Though Nexstar had requested a public interest waiver of the JSA rules structured around increasing the number of minority broadcasters and providing public interest programming through KLJB, that request was withdrawn Friday. In a joint declaration filed with the FCC, both parties agreed that joint sales will not exceed the 15 percent threshold that triggers ownership attribution.

The declaration said a loan to Marshall financing the acquisition is only guaranteed by Nexstar for five years. In sidecar deals made before the new JSA rules, such a loan would have typically been guaranteed for a much longer term and included an option to buy, said a broadcast attorney. The financing behind the deal was a sticking point holding up its approval, said an FCC official. In guidelines for transactions involving JSAs issued in March, the Media Bureau said financial arrangements involving long-term guaranteed loans and buying options would undergo particular scrutiny.

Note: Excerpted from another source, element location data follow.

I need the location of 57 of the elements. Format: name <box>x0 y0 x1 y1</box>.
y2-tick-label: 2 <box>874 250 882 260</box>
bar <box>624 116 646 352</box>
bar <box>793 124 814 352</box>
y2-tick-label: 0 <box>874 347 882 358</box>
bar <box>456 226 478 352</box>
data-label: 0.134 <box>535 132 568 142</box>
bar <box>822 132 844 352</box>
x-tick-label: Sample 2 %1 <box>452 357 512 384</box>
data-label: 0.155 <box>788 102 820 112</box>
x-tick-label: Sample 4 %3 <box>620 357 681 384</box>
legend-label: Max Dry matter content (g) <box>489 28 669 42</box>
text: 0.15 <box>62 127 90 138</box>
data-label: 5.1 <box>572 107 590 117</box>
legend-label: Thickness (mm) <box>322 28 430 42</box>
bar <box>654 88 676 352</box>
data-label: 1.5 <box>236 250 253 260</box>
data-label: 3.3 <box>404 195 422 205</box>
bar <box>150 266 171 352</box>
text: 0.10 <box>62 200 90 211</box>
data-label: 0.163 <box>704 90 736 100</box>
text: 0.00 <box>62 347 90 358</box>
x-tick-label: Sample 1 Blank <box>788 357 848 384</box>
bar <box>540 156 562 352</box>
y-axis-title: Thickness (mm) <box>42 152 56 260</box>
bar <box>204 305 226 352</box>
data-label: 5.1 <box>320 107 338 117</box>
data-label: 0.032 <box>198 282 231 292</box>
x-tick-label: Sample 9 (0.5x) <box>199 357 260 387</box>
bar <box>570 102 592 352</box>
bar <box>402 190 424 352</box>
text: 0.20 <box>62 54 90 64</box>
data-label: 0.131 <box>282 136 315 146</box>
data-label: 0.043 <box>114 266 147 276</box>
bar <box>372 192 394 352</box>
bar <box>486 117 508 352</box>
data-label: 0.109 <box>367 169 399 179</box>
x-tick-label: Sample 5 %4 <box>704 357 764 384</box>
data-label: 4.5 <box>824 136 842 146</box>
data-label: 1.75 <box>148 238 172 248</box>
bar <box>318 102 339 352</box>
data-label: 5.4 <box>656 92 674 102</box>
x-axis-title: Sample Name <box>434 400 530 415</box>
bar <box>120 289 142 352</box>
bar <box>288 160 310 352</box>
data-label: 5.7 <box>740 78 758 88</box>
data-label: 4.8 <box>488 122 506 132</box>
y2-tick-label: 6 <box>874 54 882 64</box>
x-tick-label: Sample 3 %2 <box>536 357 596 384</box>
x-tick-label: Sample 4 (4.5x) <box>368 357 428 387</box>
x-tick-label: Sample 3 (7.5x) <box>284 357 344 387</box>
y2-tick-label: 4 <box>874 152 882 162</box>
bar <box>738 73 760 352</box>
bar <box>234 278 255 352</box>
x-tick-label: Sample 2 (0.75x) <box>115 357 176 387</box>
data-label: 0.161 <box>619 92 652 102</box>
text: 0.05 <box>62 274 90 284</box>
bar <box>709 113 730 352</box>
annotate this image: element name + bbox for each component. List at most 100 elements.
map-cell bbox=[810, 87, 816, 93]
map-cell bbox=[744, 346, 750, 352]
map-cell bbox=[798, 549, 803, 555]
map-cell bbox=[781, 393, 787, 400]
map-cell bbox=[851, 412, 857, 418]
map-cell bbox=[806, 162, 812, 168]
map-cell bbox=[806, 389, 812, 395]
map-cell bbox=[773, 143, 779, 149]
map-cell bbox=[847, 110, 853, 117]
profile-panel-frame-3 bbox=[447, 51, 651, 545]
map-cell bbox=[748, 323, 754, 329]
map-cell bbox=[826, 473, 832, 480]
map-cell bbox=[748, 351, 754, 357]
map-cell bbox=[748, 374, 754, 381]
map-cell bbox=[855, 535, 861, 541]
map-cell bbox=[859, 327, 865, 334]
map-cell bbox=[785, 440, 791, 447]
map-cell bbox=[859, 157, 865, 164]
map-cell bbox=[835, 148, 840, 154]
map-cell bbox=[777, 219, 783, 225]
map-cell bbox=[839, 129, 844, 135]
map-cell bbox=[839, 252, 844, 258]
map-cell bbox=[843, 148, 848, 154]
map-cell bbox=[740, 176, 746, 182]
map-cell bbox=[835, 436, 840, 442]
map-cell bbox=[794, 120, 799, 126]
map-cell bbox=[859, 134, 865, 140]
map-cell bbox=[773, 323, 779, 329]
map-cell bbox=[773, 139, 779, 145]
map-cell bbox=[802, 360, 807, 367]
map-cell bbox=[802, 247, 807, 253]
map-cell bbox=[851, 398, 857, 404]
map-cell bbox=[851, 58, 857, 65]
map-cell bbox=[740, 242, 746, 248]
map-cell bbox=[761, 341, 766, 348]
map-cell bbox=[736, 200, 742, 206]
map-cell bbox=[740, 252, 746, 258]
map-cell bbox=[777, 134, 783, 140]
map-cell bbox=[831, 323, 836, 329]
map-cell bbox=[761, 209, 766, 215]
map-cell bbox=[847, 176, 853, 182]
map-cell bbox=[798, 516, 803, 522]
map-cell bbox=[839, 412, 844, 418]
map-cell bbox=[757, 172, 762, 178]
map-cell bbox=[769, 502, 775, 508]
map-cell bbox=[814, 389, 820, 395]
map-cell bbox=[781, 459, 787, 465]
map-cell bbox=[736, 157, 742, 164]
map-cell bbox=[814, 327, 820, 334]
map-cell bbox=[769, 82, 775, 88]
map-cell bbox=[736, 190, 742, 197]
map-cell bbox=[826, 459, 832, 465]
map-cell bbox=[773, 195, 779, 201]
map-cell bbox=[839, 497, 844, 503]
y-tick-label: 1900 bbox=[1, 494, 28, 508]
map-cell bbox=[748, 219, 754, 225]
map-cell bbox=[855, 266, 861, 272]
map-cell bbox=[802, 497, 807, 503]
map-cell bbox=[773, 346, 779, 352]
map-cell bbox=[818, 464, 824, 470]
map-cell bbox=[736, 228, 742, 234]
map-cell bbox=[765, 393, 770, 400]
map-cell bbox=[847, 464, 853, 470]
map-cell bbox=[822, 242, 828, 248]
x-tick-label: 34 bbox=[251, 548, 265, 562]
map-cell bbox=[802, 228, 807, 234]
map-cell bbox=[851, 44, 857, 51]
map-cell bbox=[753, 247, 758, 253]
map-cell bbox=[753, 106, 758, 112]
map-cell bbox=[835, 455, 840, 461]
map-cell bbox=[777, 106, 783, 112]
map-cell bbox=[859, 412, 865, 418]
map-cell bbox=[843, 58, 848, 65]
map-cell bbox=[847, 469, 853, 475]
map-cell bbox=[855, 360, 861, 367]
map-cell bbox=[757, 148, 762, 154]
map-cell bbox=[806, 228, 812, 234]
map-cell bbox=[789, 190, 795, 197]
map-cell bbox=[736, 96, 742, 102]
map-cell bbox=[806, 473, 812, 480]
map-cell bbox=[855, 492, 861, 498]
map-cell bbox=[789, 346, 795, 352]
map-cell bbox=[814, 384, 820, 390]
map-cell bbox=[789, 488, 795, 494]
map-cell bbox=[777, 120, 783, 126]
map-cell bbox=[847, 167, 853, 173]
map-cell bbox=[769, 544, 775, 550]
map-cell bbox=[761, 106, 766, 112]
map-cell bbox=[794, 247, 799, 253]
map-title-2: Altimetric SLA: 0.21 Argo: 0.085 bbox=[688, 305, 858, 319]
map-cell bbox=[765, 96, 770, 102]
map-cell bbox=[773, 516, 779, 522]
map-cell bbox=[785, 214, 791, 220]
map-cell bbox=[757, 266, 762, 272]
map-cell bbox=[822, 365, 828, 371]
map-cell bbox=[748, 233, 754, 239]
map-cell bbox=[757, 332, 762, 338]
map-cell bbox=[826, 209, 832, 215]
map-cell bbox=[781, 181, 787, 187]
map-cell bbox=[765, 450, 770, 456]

Nexstar's restructuring its waiver plans means public interest waivers based on minority ownership won’t likely be viewed as a way to continue owning sidecar stations after the JSA rules take effect, said a broadcast attorney. Commissioner Mignon Clyburn’s emphasis on the availability of public interest waivers and recent statements by Chairman Tom Wheeler had suggested that deals involving JSAs and minority owners would be likely to receive waivers, but Nexstar/Marshall suggests otherwise, said the attorney. There’s an industry perception that no broadcast transaction can be approved without Wheeler’s nod, said the lawyer.

The rearrangement of the deal shows the FCC is “doing their due diligence,” said Free Press Policy Counsel Lauren Wilson. Free Press has opposed previous deals involving JSAs, but did not oppose the Nexstar deal. Diversity concerns shouldn’t be addressed by allowing companies to break the law, and such waivers should be granted only when the arrangement provides a path to ownership, Wilson said.

Wells Fargo analyst Marci Ryvicker disagreed about what the deal portends. The deal’s approval is a “positive” that “ should remove some, if not all doubt of [Nexstar’s] strategy to transfer licenses to its minority-owned entity,” she emailed investors Monday. KLJB is one of only three stations Nexstar had planned to transfer to Marshall and run through JSAs, and she said the other transfers, involving stations from Communications Corp. of America, likely will be approved soon.